In southeastern Morocco, around the oasis of Tafilalet, the Ait Khabbash people weave brightly coloured carpets, embroider indigo head coverings, paint their faces with saffron, and wear ornate jewellery. Their extraordinarily detailed arts are rich in cultural symbolism; they are always breathtakingly beautiful - and they are typically made by women. Like other Amazigh (Berber) groups (but in contrast to the Arab societies of North Africa), the Ait Khabbash have entrusted their artistic responsibilities to women. Cynthia Becker spent years in Morocco living among these women and, through family connections and female fellowship, achieved unprecedented access to the artistic rituals of the Ait Khabbash. The result is more than a stunning examination of the arts themselves; it is also an illumination of women's roles in Islamic North Africa and the many ways in which women negotiate complex social and religious issues.
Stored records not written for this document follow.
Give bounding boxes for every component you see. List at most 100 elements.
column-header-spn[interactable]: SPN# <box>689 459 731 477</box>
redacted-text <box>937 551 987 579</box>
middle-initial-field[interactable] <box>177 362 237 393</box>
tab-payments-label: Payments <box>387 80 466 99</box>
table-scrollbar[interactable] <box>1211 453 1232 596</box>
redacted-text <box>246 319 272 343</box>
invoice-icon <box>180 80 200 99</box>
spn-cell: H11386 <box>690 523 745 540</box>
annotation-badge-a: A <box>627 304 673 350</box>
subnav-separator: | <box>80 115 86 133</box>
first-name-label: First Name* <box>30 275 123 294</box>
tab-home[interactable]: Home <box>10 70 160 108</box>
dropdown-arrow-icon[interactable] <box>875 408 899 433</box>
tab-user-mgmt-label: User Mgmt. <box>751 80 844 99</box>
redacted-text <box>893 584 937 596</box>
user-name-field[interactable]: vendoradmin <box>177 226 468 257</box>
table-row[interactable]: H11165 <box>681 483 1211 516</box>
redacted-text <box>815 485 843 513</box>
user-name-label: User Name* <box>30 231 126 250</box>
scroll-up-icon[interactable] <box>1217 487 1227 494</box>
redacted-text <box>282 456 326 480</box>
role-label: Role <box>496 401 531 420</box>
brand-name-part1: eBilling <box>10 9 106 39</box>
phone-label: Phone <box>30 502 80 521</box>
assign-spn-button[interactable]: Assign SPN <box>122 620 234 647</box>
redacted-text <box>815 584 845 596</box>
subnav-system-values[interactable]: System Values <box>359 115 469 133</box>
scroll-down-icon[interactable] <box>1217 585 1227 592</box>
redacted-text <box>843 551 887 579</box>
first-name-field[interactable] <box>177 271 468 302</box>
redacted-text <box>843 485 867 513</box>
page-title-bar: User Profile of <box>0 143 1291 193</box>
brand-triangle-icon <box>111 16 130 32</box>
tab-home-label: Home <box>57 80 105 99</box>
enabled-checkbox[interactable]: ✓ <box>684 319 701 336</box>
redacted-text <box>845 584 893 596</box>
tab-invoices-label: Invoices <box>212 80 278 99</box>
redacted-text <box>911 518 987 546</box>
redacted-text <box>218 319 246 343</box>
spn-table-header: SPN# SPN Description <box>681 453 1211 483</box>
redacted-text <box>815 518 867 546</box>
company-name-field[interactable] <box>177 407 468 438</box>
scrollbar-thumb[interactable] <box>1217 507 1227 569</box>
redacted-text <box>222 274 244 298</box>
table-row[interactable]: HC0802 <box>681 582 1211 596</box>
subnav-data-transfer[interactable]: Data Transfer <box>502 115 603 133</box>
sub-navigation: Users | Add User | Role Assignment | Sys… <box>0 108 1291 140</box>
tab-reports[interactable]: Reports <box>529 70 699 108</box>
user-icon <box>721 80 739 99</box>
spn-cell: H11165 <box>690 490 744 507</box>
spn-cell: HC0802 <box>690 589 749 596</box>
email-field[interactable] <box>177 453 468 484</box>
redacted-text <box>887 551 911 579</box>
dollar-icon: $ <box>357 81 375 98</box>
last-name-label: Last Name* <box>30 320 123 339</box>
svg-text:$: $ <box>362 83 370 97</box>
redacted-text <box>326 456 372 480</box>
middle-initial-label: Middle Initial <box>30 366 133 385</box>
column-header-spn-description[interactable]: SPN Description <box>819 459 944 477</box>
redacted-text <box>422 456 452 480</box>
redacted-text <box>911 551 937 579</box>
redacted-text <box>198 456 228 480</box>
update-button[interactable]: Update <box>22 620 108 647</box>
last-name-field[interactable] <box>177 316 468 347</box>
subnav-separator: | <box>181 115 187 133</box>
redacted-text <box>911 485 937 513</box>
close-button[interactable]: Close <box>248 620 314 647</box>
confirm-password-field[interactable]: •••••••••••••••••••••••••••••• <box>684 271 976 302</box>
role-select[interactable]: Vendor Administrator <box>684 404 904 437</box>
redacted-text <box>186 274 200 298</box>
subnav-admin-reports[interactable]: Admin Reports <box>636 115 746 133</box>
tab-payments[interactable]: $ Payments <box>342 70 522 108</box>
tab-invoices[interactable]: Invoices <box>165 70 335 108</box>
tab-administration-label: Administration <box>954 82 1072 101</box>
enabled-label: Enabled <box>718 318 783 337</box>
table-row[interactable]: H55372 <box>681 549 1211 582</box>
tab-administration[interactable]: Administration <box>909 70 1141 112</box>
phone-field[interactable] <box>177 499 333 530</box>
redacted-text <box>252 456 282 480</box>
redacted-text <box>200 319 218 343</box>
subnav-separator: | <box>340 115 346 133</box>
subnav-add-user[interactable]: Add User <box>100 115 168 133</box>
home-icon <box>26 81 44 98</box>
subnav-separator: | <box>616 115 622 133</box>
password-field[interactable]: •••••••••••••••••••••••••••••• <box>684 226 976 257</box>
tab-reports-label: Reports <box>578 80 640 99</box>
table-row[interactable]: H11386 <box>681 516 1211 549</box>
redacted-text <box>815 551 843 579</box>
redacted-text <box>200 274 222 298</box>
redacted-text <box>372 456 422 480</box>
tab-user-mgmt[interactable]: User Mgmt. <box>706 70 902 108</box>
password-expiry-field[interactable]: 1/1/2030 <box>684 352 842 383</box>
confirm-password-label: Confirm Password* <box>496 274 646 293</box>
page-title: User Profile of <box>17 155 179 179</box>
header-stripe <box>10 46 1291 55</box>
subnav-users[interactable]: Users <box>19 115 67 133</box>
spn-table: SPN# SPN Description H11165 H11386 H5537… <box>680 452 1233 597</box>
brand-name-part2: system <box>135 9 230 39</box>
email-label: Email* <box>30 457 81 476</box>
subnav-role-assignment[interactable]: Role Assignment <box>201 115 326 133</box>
One of the reasons Amazigh women are artists is that the arts are expressions of ethnic identity, and it follows that the guardians of Amazigh identity ought to be those who literally ensure its continuation from generation to generation, the Amazigh women. Not surprisingly, the arts are visual expressions of womanhood, and fertility symbols are prevalent.